Benefits falling due more than 12 months after the end of the reporting period are discounted to present value.
(iii) Post-employment benefits
Defined contribution plans
A defined contribution plan is a pension plan under which the Group and the Company pay fixed contributions into a separate entity on
a mandatory, contractual or voluntary basis, and the Group and the Company have no legal or constructive obligations to pay further
contributions if the fund does not hold sufficient assets to pay all employee benefits relating to employee service in the current and
prior periods.
The Group’s and the Company’s contributions to defined contribution plans are charged to the statement of profit or loss in the period
to which they relate. Once the contributions have been paid, the Group and the Company have no further payment obligations. The
Group and the Company recognise a provision when an employee has provided services in exchange for employee benefits to be paid
in the future. When contributions to a defined contribution plan are not expected to be settled wholly before 12 months after the end
of the reporting period in which the employees render the related service, they shall be discounted to present value.

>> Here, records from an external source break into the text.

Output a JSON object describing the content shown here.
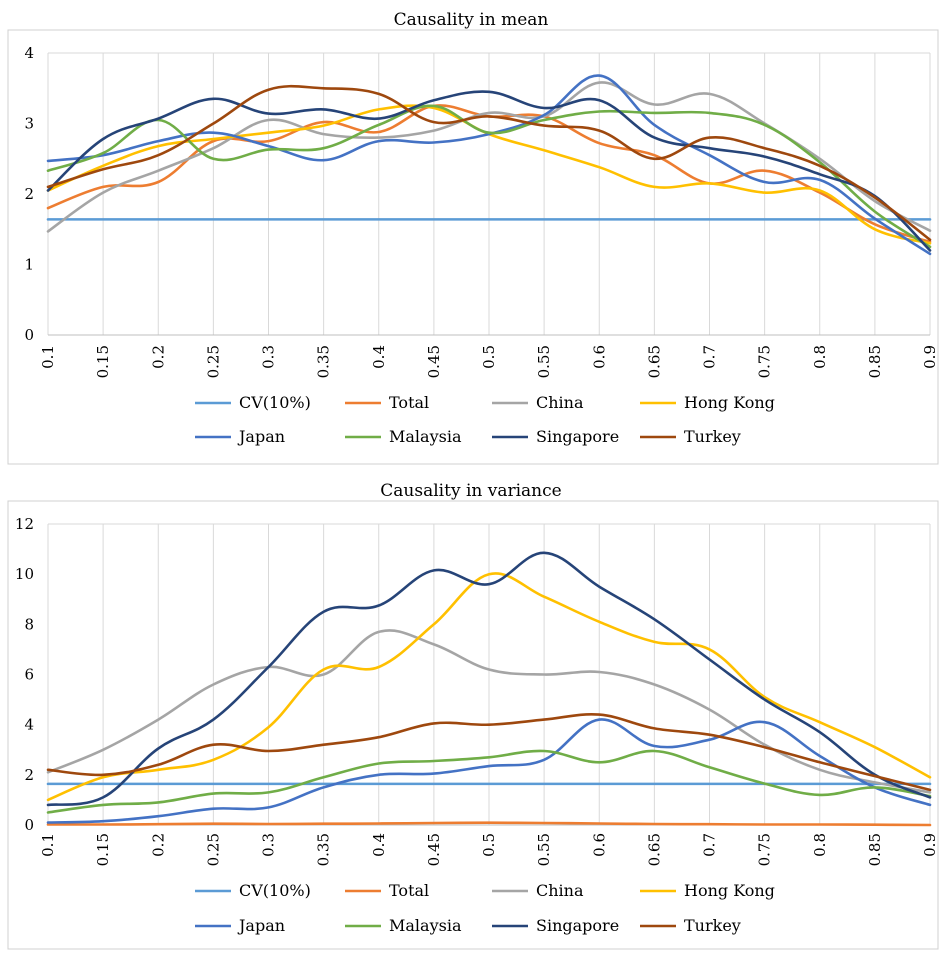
{
  "chart_data": [
    {
      "type": "line",
      "title": "Causality in mean",
      "x": [
        0.1,
        0.15,
        0.2,
        0.25,
        0.3,
        0.35,
        0.4,
        0.45,
        0.5,
        0.55,
        0.6,
        0.65,
        0.7,
        0.75,
        0.8,
        0.85,
        0.9
      ],
      "x_tick_labels": [
        "0.1",
        "0.15",
        "0.2",
        "0.25",
        "0.3",
        "0.35",
        "0.4",
        "0.45",
        "0.5",
        "0.55",
        "0.6",
        "0.65",
        "0.7",
        "0.75",
        "0.8",
        "0.85",
        "0.9"
      ],
      "y_ticks": [
        0,
        1,
        2,
        3,
        4
      ],
      "ylim": [
        0,
        4
      ],
      "grid": "vertical",
      "legend_position": "bottom",
      "series": [
        {
          "name": "CV(10%)",
          "color": "#5b9bd5",
          "values": [
            1.64,
            1.64,
            1.64,
            1.64,
            1.64,
            1.64,
            1.64,
            1.64,
            1.64,
            1.64,
            1.64,
            1.64,
            1.64,
            1.64,
            1.64,
            1.64,
            1.64
          ]
        },
        {
          "name": "Total",
          "color": "#ed7d31",
          "values": [
            1.8,
            2.1,
            2.17,
            2.75,
            2.75,
            3.02,
            2.88,
            3.25,
            3.1,
            3.1,
            2.72,
            2.55,
            2.15,
            2.33,
            2.02,
            1.57,
            1.32
          ]
        },
        {
          "name": "China",
          "color": "#a5a5a5",
          "values": [
            1.47,
            2.02,
            2.33,
            2.65,
            3.05,
            2.85,
            2.8,
            2.9,
            3.15,
            3.1,
            3.58,
            3.27,
            3.42,
            3.0,
            2.5,
            1.9,
            1.48
          ]
        },
        {
          "name": "Hong Kong",
          "color": "#ffc000",
          "values": [
            2.05,
            2.4,
            2.68,
            2.78,
            2.87,
            2.97,
            3.2,
            3.22,
            2.85,
            2.62,
            2.38,
            2.1,
            2.15,
            2.02,
            2.05,
            1.5,
            1.3
          ]
        },
        {
          "name": "Japan",
          "color": "#4472c4",
          "values": [
            2.47,
            2.55,
            2.75,
            2.87,
            2.68,
            2.48,
            2.75,
            2.73,
            2.85,
            3.12,
            3.68,
            2.98,
            2.55,
            2.17,
            2.2,
            1.65,
            1.15
          ]
        },
        {
          "name": "Malaysia",
          "color": "#70ad47",
          "values": [
            2.33,
            2.58,
            3.05,
            2.5,
            2.63,
            2.65,
            2.98,
            3.25,
            2.87,
            3.05,
            3.17,
            3.15,
            3.15,
            2.98,
            2.45,
            1.75,
            1.25
          ]
        },
        {
          "name": "Singapore",
          "color": "#264478",
          "values": [
            2.05,
            2.78,
            3.07,
            3.35,
            3.14,
            3.2,
            3.07,
            3.33,
            3.45,
            3.22,
            3.33,
            2.8,
            2.65,
            2.53,
            2.28,
            1.97,
            1.2
          ]
        },
        {
          "name": "Turkey",
          "color": "#9e480e",
          "values": [
            2.1,
            2.35,
            2.55,
            3.0,
            3.48,
            3.5,
            3.42,
            3.02,
            3.1,
            2.97,
            2.9,
            2.5,
            2.8,
            2.65,
            2.4,
            1.95,
            1.35
          ]
        }
      ]
    },
    {
      "type": "line",
      "title": "Causality in variance",
      "x": [
        0.1,
        0.15,
        0.2,
        0.25,
        0.3,
        0.35,
        0.4,
        0.45,
        0.5,
        0.55,
        0.6,
        0.65,
        0.7,
        0.75,
        0.8,
        0.85,
        0.9
      ],
      "x_tick_labels": [
        "0.1",
        "0.15",
        "0.2",
        "0.25",
        "0.3",
        "0.35",
        "0.4",
        "0.45",
        "0.5",
        "0.55",
        "0.6",
        "0.65",
        "0.7",
        "0.75",
        "0.8",
        "0.85",
        "0.9"
      ],
      "y_ticks": [
        0,
        2,
        4,
        6,
        8,
        10,
        12
      ],
      "ylim": [
        0,
        12
      ],
      "grid": "vertical",
      "legend_position": "bottom",
      "series": [
        {
          "name": "CV(10%)",
          "color": "#5b9bd5",
          "values": [
            1.64,
            1.64,
            1.64,
            1.64,
            1.64,
            1.64,
            1.64,
            1.64,
            1.64,
            1.64,
            1.64,
            1.64,
            1.64,
            1.64,
            1.64,
            1.64,
            1.64
          ]
        },
        {
          "name": "Total",
          "color": "#ed7d31",
          "values": [
            0.02,
            0.02,
            0.03,
            0.05,
            0.04,
            0.05,
            0.06,
            0.08,
            0.09,
            0.08,
            0.06,
            0.04,
            0.03,
            0.02,
            0.02,
            0.01,
            0.0
          ]
        },
        {
          "name": "China",
          "color": "#a5a5a5",
          "values": [
            2.1,
            3.0,
            4.2,
            5.6,
            6.3,
            6.0,
            7.7,
            7.2,
            6.2,
            6.0,
            6.1,
            5.6,
            4.6,
            3.2,
            2.2,
            1.7,
            1.3
          ]
        },
        {
          "name": "Hong Kong",
          "color": "#ffc000",
          "values": [
            1.0,
            1.9,
            2.2,
            2.6,
            3.9,
            6.2,
            6.3,
            8.0,
            10.0,
            9.1,
            8.1,
            7.3,
            7.0,
            5.1,
            4.1,
            3.1,
            1.9
          ]
        },
        {
          "name": "Japan",
          "color": "#4472c4",
          "values": [
            0.1,
            0.15,
            0.35,
            0.65,
            0.7,
            1.5,
            2.0,
            2.05,
            2.35,
            2.6,
            4.2,
            3.15,
            3.4,
            4.1,
            2.75,
            1.5,
            0.8
          ]
        },
        {
          "name": "Malaysia",
          "color": "#70ad47",
          "values": [
            0.5,
            0.8,
            0.9,
            1.25,
            1.3,
            1.9,
            2.45,
            2.55,
            2.7,
            2.95,
            2.5,
            2.95,
            2.3,
            1.65,
            1.2,
            1.5,
            1.15
          ]
        },
        {
          "name": "Singapore",
          "color": "#264478",
          "values": [
            0.8,
            1.1,
            3.05,
            4.2,
            6.3,
            8.5,
            8.75,
            10.15,
            9.6,
            10.85,
            9.5,
            8.2,
            6.6,
            5.0,
            3.7,
            2.0,
            1.1
          ]
        },
        {
          "name": "Turkey",
          "color": "#9e480e",
          "values": [
            2.2,
            2.0,
            2.4,
            3.2,
            2.95,
            3.2,
            3.5,
            4.05,
            4.0,
            4.2,
            4.4,
            3.85,
            3.6,
            3.1,
            2.5,
            1.95,
            1.4
          ]
        }
      ]
    }
  ]
}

(iv) Other long-term employee benefits
The liabilities for deferred remuneration are not expected to be settled wholly within 12 months after the end of the reporting period
in which the employee services are provided. When the level of benefit depends on the length of service, an obligation arises when
the service is rendered. Measurement of that obligation reflects the probability that payment will be required and the length of time
for which payment is expected to be made.
The obligation is presented as current liabilities in the statement of financial position if the Group and the Company do not have an
unconditional right to defer settlement for at least 12 months after the reporting period, regardless of when the actual settlement is
expected to occur.
(v)
Share-based compensation benefits
The Group and the Company operate equity-settled, share-based compensation plans for eligible employees (including full-time executive
directors) of the Group and of the Company, pursuant to the Employee Share Option Scheme (“ESOS”), Long-term Incentive Plan
(“LTIP”) and incentive arrangement. Where the Group and the Company pay for services of employees using the share options and
shares, the fair value of the share options, share grants and shares acquired in exchange for the services of the employees are recognised
as an employee benefit expense in the statement of profit or loss over the vesting periods, with a corresponding increase in equity.